Her independence, too, is a sign of her indulgence for the better. Label-free, this album is proof M.A is leading her charge. It’s wonderful to hear a free artist make the music they want to make, even if a label presence may have resulted in a more concise debut. But who knows what the label would have cut. What if we lost the swagger of “RNID,” or the woozy “Bipolar”? What if M.A, feeling the pressure of being on a major, didn’t rap with her slack flow, tumbling over us like an avalanche of the smoothest syllables? Could we afford to lose that in the name of concision?
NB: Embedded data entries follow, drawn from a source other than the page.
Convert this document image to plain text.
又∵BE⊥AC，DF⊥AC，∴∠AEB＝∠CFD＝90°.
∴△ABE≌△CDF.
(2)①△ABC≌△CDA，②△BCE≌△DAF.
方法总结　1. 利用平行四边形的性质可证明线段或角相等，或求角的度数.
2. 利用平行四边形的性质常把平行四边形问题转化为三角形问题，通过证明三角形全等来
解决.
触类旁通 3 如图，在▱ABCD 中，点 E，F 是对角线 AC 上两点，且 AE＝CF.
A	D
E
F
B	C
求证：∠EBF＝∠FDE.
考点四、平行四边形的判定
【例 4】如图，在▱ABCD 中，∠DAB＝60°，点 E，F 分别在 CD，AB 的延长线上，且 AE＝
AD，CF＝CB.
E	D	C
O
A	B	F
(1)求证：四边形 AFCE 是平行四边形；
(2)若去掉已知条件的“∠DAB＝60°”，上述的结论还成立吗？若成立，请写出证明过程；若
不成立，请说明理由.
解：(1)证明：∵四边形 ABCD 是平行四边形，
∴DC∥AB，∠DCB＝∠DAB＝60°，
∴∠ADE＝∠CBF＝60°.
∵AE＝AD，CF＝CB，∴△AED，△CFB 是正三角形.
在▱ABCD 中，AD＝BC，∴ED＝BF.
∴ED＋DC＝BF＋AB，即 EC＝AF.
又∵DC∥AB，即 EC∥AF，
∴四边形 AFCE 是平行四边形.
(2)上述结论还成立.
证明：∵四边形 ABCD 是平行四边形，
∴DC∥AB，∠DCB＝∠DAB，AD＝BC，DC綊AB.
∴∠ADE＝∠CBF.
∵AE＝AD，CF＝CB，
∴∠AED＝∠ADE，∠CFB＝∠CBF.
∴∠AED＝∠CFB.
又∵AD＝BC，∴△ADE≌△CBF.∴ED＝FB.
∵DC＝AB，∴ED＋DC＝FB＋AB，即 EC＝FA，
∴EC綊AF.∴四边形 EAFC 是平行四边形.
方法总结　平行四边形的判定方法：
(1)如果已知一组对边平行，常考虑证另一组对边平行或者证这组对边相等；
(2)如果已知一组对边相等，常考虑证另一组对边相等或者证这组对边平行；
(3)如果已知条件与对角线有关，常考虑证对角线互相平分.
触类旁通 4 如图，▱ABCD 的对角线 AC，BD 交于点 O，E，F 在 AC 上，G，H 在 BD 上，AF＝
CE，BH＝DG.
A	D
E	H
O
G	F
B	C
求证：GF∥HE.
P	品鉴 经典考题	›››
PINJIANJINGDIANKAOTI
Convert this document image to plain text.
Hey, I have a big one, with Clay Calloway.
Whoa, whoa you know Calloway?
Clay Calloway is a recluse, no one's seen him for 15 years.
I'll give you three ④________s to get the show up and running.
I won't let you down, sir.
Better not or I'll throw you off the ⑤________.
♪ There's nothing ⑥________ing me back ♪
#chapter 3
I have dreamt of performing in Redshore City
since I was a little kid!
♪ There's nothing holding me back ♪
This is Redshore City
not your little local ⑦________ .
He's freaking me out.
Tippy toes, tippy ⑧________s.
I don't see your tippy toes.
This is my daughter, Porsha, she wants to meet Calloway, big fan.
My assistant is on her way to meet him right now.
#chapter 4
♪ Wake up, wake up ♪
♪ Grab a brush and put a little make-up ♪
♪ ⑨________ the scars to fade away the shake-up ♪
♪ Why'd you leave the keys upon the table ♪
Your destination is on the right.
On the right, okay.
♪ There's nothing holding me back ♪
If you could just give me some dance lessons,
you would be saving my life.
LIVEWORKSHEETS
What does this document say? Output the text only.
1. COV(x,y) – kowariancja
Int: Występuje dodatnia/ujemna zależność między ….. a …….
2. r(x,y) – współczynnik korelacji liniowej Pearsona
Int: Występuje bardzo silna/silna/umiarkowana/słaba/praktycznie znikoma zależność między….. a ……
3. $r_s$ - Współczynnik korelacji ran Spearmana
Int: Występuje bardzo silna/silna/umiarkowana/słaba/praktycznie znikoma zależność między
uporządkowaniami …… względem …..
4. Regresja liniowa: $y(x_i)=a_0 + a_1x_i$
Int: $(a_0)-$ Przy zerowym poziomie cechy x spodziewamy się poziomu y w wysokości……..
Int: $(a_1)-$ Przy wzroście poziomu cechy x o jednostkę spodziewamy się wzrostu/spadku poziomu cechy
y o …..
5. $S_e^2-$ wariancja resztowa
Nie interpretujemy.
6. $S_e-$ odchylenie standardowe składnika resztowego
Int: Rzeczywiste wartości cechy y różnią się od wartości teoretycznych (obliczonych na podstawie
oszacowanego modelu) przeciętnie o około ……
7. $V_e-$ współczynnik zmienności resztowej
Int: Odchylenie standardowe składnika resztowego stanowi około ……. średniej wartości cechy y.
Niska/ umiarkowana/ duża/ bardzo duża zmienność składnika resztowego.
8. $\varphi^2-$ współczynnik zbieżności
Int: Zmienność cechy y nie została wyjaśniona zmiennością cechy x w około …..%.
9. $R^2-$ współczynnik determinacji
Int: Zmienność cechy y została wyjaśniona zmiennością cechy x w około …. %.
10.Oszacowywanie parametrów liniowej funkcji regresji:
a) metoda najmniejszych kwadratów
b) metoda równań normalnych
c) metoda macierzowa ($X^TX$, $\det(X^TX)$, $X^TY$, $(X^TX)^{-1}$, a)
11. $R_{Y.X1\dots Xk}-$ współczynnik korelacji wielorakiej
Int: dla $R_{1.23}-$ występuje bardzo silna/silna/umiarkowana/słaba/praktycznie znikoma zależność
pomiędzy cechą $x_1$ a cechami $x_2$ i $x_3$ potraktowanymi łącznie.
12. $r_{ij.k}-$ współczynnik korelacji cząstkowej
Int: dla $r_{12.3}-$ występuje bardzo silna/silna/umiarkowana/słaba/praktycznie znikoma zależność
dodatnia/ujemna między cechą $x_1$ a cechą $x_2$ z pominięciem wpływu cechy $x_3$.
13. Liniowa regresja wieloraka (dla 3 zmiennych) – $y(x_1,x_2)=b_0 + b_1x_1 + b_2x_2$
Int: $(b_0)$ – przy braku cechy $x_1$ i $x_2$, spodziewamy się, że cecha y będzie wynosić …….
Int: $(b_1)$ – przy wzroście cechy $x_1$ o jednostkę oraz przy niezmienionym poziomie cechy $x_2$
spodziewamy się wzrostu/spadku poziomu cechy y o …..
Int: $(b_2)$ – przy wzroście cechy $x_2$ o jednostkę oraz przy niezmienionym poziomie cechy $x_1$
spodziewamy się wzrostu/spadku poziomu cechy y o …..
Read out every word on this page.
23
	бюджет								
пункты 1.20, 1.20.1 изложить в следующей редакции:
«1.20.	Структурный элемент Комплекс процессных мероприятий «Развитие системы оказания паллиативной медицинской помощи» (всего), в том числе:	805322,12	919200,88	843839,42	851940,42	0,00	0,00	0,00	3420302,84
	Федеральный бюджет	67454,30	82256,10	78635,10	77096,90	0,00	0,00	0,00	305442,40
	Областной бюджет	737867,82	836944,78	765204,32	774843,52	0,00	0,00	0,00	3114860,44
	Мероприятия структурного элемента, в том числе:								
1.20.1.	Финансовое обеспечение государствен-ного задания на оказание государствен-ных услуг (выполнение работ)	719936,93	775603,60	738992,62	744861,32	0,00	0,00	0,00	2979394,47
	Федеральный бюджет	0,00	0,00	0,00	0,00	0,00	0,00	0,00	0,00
For those of us—myself included—asking for a shorter album, more oversight, and the like, have we considered these things might stand to undo the magic of Young M.A? Listening to the album, speaking with peers, and reading reviews, I’ve concluded the indulgence of Young M.A’s work is the magic. To edit that energy in any way would dull the work. This position is not a tirade against critique, but a realization that our critiques fundamentally misunderstand Young M.A’s style.
Young M.A’s self-indulgence makes Herstory in the Making a memorable album. We remember it for its flaws as much as we remember it for its successes. The bugs become the features. The flaws are the album. To adore Herstory and Young M.A is to be indulgent with her and to accept that her faults are her. The victory of the album—and Young M.A’s career—is that it lasts in our minds.
To edit and have a take, we’ve forgotten to take in the music and indulge ourselves. On Herstory in the Making, Young M.A is permitting us to do so; to bask in the glory of great writing and even greater spitting. Young M.A is the sauce, and we just ordered some to-go.